CHAPTER 20
It is done.
“No!” Astix screeched. She reached out to catch Karsia a second before the girl’s body hit the ground.
Darkness laughed and disappeared into the prone body, leaving them in silence with the TelosAmyet standing sentinel.
“No, no, what have you done?” Astix stroked her younger sister’s hair and blew tendrils of smoke away from the body. “What have you done, you stupid girl?”
Aisanna fell to her knees. “I didn’t know she was awake. Come on, come on.” She tried to summon her magic and found it returning slowly. Healing light flowed from her fingertips into Karsia’s torso.
“Oh my God, there’s steam rising. There’s a hole in her chest!” The last few words ended in a hysterical screech.
“You have to do something.” Aisanna glanced away, gripping the hair at her temples to the point of pain. “This isn’t working. Why isn’t it working?” She tried to summon acorns, symbols of the gods she’d once used to bring Astix back from the edge. Magic came in fits and spurts, sputtering out before she had a chance to lasso her sister’s soul.
“I don’t know what to do.” Astix shook and she looked around. “I need to think.

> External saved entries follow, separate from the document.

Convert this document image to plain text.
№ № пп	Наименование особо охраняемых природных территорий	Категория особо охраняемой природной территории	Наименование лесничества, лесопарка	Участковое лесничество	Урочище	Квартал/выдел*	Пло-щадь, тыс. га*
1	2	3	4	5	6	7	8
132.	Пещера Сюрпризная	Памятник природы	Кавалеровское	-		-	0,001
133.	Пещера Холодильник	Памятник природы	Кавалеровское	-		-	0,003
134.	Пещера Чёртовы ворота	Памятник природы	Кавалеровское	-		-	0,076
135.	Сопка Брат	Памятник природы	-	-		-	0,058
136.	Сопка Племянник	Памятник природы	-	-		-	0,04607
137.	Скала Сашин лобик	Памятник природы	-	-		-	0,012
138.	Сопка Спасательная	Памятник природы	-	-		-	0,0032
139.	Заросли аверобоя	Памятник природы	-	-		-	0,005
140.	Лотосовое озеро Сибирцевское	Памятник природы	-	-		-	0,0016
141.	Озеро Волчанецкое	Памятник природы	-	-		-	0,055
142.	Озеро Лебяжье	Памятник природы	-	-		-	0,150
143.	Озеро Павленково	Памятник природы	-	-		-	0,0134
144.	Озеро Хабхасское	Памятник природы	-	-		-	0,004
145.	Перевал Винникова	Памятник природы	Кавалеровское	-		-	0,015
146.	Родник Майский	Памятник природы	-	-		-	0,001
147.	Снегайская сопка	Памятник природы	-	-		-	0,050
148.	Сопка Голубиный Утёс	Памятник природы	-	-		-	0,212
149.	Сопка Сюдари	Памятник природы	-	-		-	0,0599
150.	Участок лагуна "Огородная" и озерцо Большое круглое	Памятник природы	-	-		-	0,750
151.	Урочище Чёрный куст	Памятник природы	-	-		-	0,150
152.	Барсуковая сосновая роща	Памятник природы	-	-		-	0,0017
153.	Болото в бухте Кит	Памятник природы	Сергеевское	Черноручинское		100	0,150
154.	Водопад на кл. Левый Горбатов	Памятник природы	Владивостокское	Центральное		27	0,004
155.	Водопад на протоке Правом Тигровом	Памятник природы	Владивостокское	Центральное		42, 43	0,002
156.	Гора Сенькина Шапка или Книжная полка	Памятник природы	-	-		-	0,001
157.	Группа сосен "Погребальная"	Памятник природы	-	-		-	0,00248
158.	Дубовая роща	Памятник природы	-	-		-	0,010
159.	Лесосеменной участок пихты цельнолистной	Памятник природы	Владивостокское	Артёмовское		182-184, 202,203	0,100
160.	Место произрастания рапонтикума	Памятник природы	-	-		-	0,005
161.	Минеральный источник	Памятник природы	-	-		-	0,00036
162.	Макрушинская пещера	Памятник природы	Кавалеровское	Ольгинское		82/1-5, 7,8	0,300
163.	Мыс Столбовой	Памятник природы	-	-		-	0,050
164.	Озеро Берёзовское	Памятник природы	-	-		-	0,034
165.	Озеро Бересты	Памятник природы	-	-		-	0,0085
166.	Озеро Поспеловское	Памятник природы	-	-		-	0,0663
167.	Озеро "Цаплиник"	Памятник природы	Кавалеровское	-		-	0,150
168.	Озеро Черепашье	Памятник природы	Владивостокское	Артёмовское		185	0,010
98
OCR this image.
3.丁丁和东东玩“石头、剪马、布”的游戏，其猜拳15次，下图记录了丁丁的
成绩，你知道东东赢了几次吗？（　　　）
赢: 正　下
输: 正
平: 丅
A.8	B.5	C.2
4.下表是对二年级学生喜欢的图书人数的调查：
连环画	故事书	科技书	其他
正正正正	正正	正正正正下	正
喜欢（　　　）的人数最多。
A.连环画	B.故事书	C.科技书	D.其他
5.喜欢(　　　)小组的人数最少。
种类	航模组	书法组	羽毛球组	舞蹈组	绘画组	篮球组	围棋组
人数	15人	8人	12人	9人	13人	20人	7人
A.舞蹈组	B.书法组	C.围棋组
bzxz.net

I-I-I’m not good with the healing stuff. I’ve never done it.”
“We don’t have time to think. My powers aren’t working and she’s out of time. She’s not waking up!”
“Fine, let me just—” Her breath exploded out and Astix did the only thing she knew: She conjured. Her senses flared and reached out, finding something to use. Some small thing to tether her sister to their plane of existence.

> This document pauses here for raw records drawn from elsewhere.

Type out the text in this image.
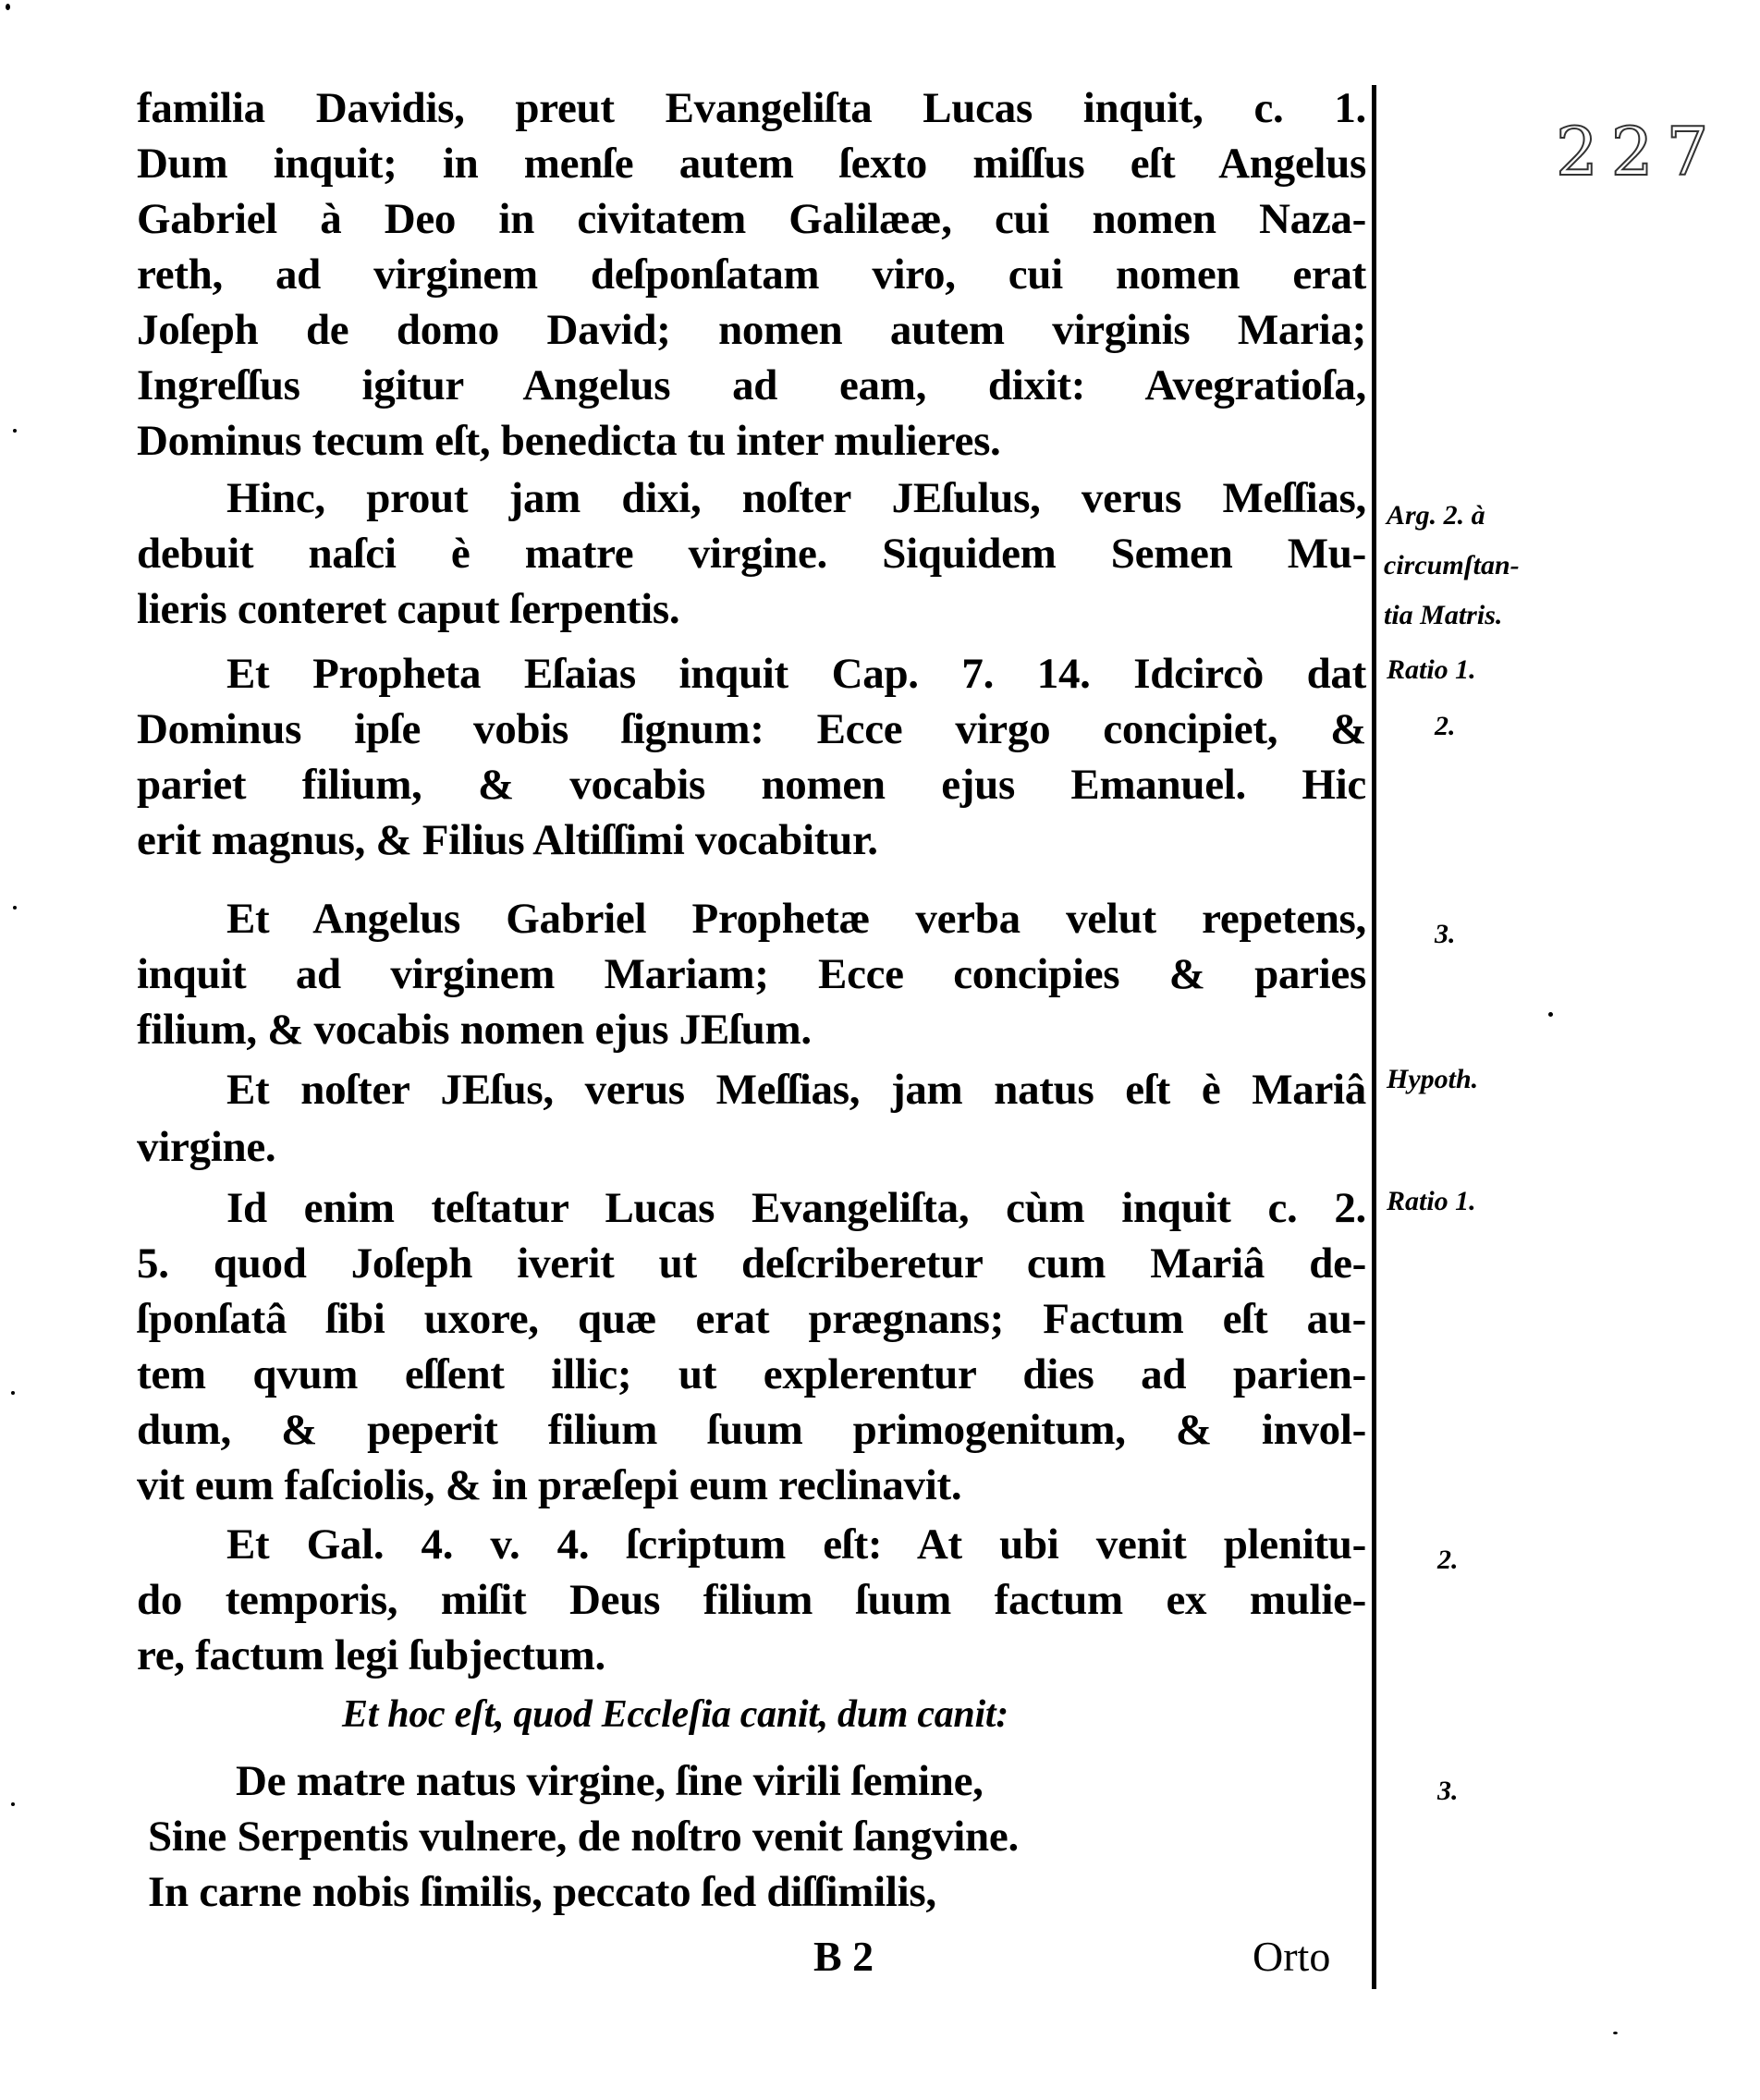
227
familia Davidis, preut Evangeliſta Lucas inquit, c. 1.
Dum inquit; in menſe autem ſexto miſſus eſt Angelus
Gabriel à Deo in civitatem Galilææ, cui nomen Naza-
reth, ad virginem deſponſatam viro, cui nomen erat
Joſeph de domo David; nomen autem virginis Maria;
Ingreſſus igitur Angelus ad eam, dixit: Avegratioſa,
Dominus tecum eſt, benedicta tu inter mulieres.
Hinc, prout jam dixi, noſter JEſulus, verus Meſſias,
debuit naſci è matre virgine. Siquidem Semen Mu-
lieris conteret caput ſerpentis.
Et Propheta Eſaias inquit Cap. 7. 14. Idcircò dat
Dominus ipſe vobis ſignum: Ecce virgo concipiet, &
pariet filium, & vocabis nomen ejus Emanuel. Hic
erit magnus, & Filius Altiſſimi vocabitur.
Et Angelus Gabriel Prophetæ verba velut repetens,
inquit ad virginem Mariam; Ecce concipies & paries
filium, & vocabis nomen ejus JEſum.
Et noſter JEſus, verus Meſſias, jam natus eſt è Mariâ
virgine.
Id enim teſtatur Lucas Evangeliſta, cùm inquit c. 2.
5. quod Joſeph iverit ut deſcriberetur cum Mariâ de-
ſponſatâ ſibi uxore, quæ erat prægnans; Factum eſt au-
tem qvum eſſent illic; ut explerentur dies ad parien-
dum, & peperit filium ſuum primogenitum, & invol-
vit eum faſciolis, & in præſepi eum reclinavit.
Et Gal. 4. v. 4. ſcriptum eſt: At ubi venit plenitu-
do temporis, miſit Deus filium ſuum factum ex mulie-
re, factum legi ſubjectum.
Et hoc eſt, quod Eccleſia canit, dum canit:
De matre natus virgine, ſine virili ſemine,
Sine Serpentis vulnere, de noſtro venit ſangvine.
In carne nobis ſimilis, peccato ſed diſſimilis,
B 2	Orto
Arg. 2. à
circumſtan-
tia Matris.
Ratio 1.
2.
3.
Hypoth.
Ratio 1.
2.
3.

Her magic brightened and she drew the stones she needed to her.
Aisanna clutched Karsia against her, petals falling around them. “You can’t leave us,” she whispered. “You should have stayed home tonight. Why didn’t I make you stay home? Why would you do something like this?”
Aisanna kept a strong hold, pushing against the friction in her mind. She shook her head bitterly and steamrolled over the last wall. At last, she cracked through the blockage. She took hold of the magic there. A warm recognition of all she was. They’d need it if they wanted to cheat death a second time.

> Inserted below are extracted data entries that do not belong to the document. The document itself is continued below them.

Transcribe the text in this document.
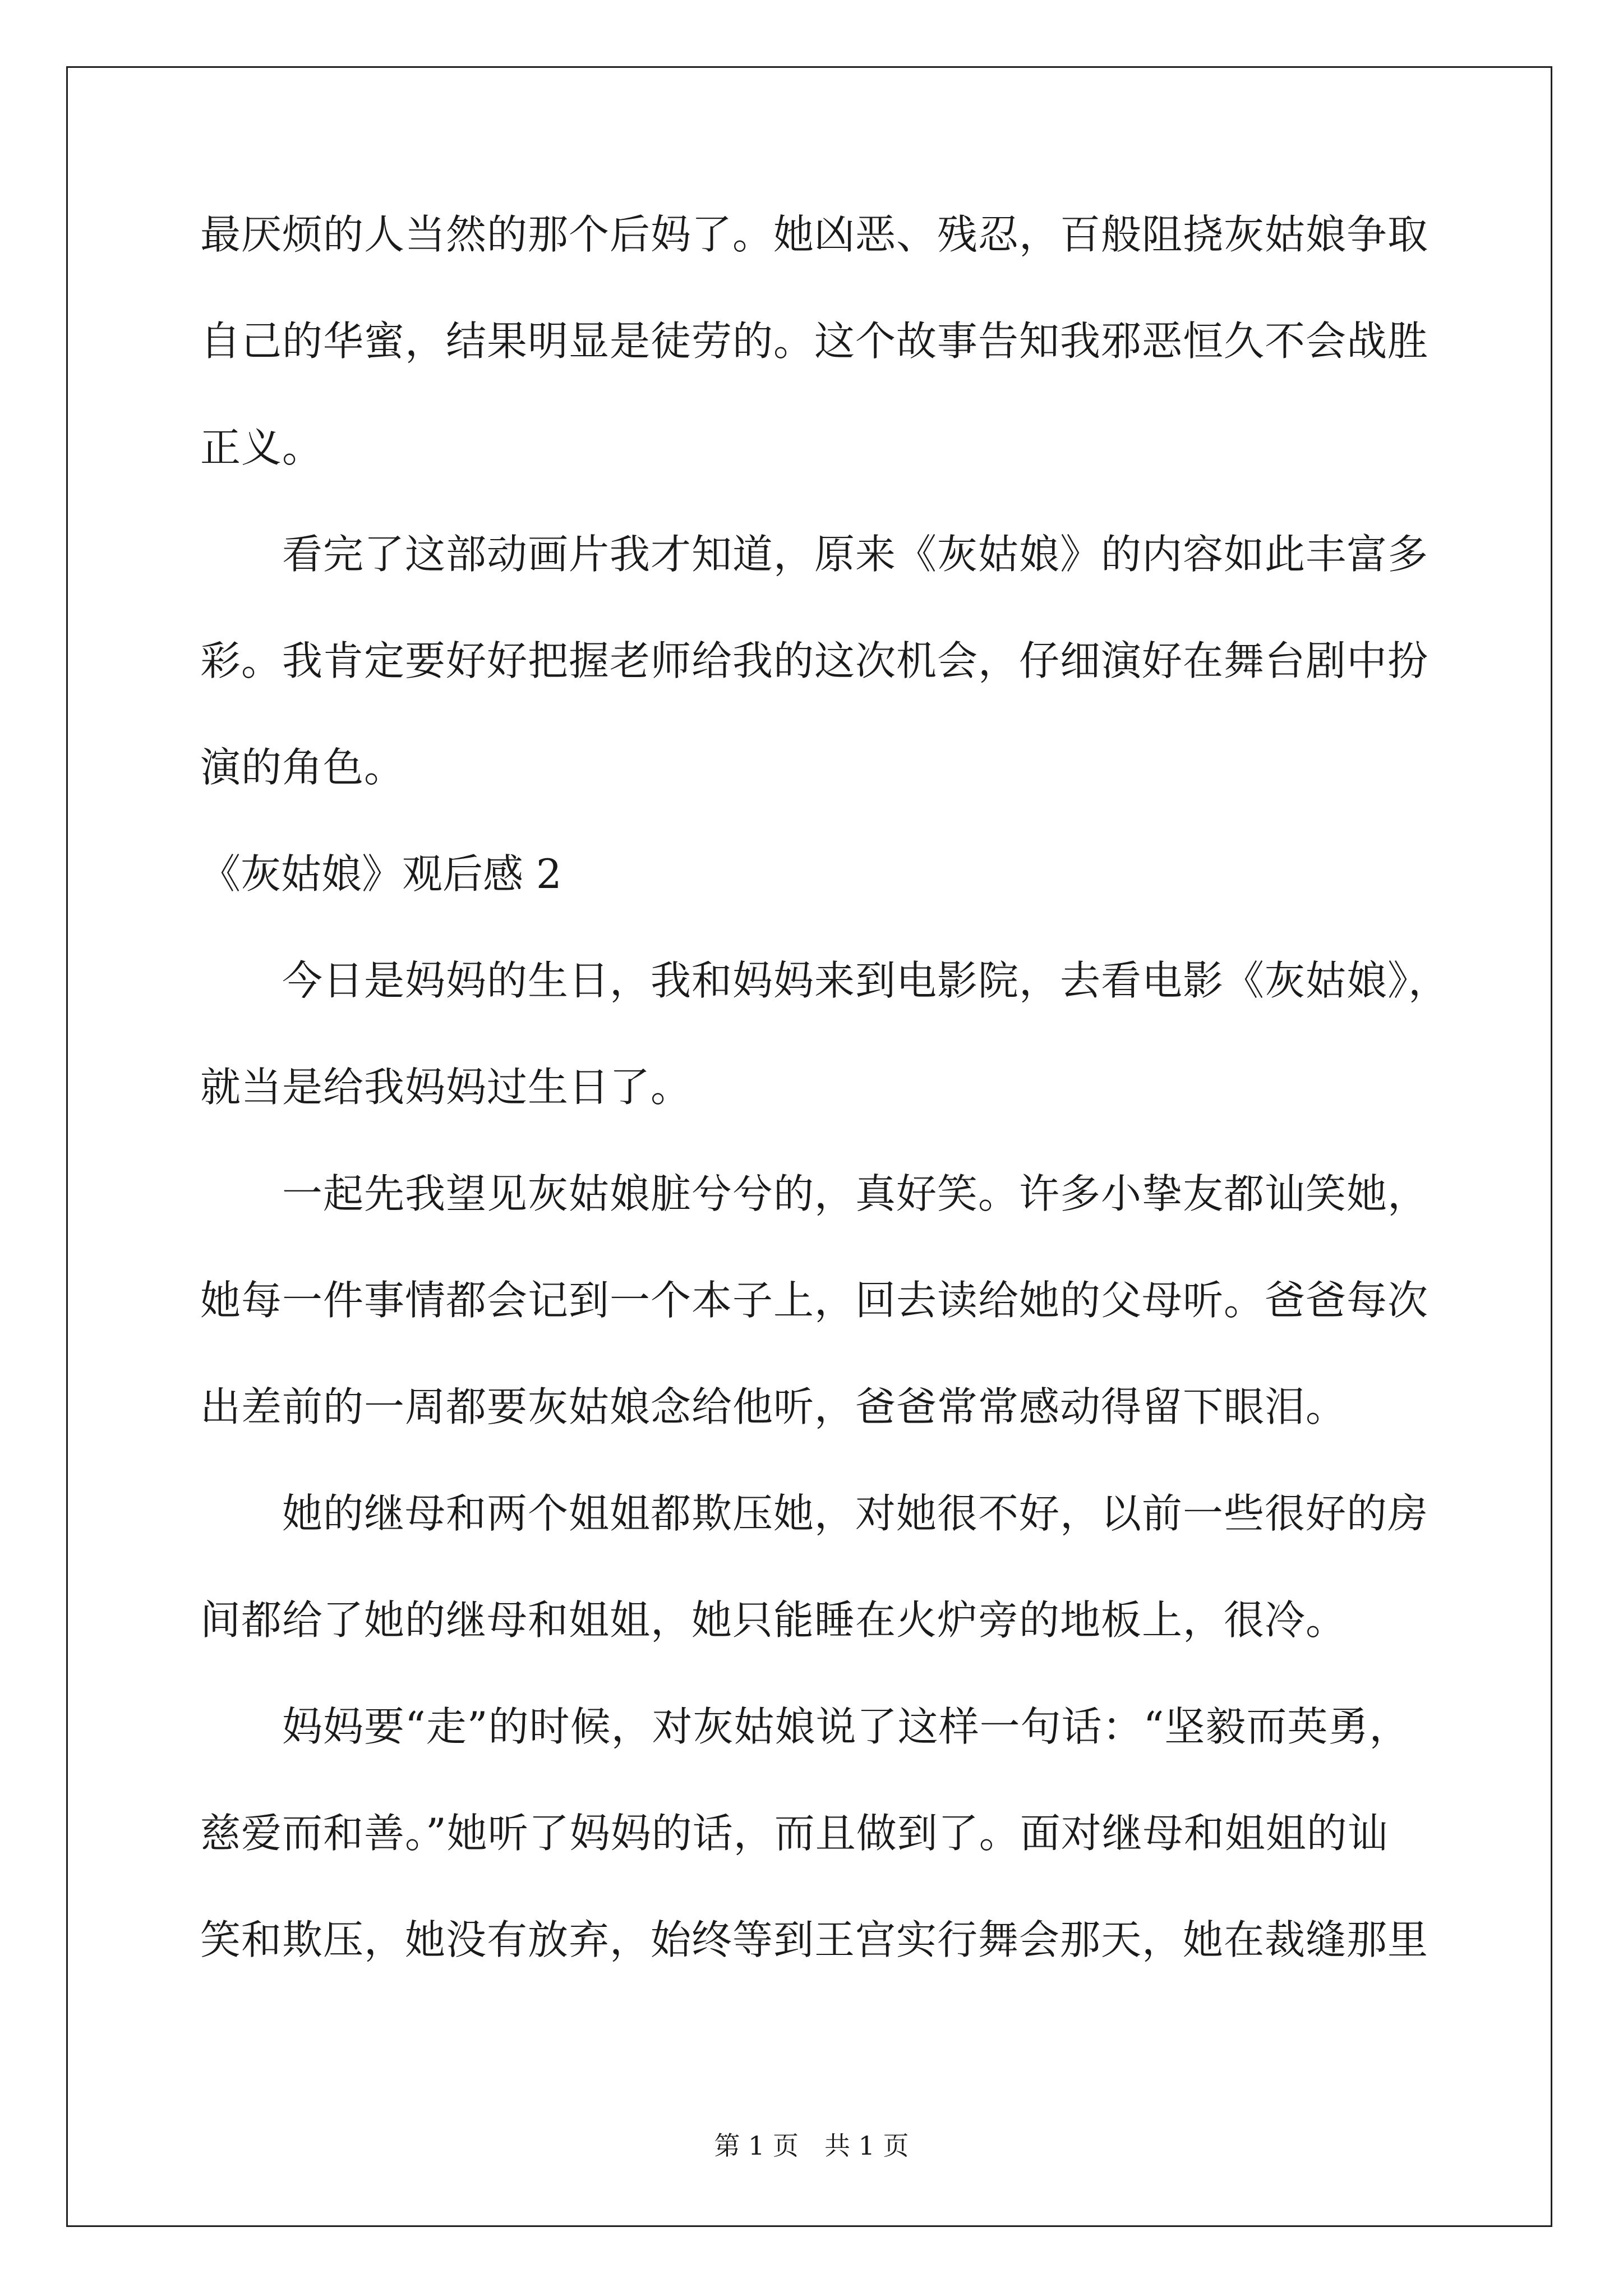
最厌烦的人当然的那个后妈了。她凶恶、残忍，百般阻挠灰姑娘争取

自己的华蜜，结果明显是徒劳的。这个故事告知我邪恶恒久不会战胜

正义。

　　看完了这部动画片我才知道，原来《灰姑娘》的内容如此丰富多

彩。我肯定要好好把握老师给我的这次机会，仔细演好在舞台剧中扮

演的角色。

《灰姑娘》观后感 2

　　今日是妈妈的生日，我和妈妈来到电影院，去看电影《灰姑娘》，

就当是给我妈妈过生日了。

　　一起先我望见灰姑娘脏兮兮的，真好笑。许多小挚友都讪笑她，

她每一件事情都会记到一个本子上，回去读给她的父母听。爸爸每次

出差前的一周都要灰姑娘念给他听，爸爸常常感动得留下眼泪。

　　她的继母和两个姐姐都欺压她，对她很不好，以前一些很好的房

间都给了她的继母和姐姐，她只能睡在火炉旁的地板上，很冷。

　　妈妈要“走”的时候，对灰姑娘说了这样一句话：“坚毅而英勇，

慈爱而和善。”她听了妈妈的话，而且做到了。面对继母和姐姐的讪

笑和欺压，她没有放弃，始终等到王宫实行舞会那天，她在裁缝那里

第 1 页　共 1 页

“Roll her over. She needs to face me.” Astix’s voice shook.
When Aisanna blinked, Astix held two small gems in her hand, both glowing from within. “What are you going to do?”
“I don’t know. But I’m not letting her become the fucking veil. You have my word.”
“Try. Please. Just try.”
Astix took a deep breath, steeling herself, desperately keeping her mind away from what may happen if she failed. Instead, she spoke aloud, although they both knew it was little comfort. “Amber is a protector in general. Thought to ward off negativity and align the physical body with the aura.” She closed her eyes and the glow deepened within the gemstones. “Emerald keeps away evil spirits and voids the power of magicians. Together they should be enough. They have to be enough. Darkness is a physical manifestation of power beyond our control, so I don’t know if this will—”
“Do it,” Aisanna demanded.
Astix slammed her hands together in a shower of sparks. When she opened her palms, the two gemstones had fused together into an amorphous shape. Aisanna placed her palm over Astix’s and together the sisters plunged the makeshift heart through the hole in the younger woman’s chest.
Golden light grew around them. They combined their power, an energy harness to keep Karsia with them.
“You’ll live, damn you,” Aisanna ordered.
Astix gave a final push of the heart, light blinding and heat scorching. They waited for a breath, two, three.
And Karsia inhaled sharply.
Smoke continued to curl from the large crevice where the bolt hit her. Skin and sinew knit together before their eyes and the glow of the gemstones winked out of existence.
“Thank God.” Aisanna hugged Karsia close and felt the erratic beat of the other woman’s heart. “We thought we’d lost you.”
Astix sat back on her heels. “That was a horrible thing to do. A terrible, horrible thing. How could you?”
“I’m alive.” Karsia forced out the words, sounding like two boulders rubbing together. She coughed dryly. “I think.”
“You are alive.” Aisanna drew away to stare at her baby sister. She ran her hands along every piece of exposed skin, looking for wounds, ignoring the shooting pain in her own arm.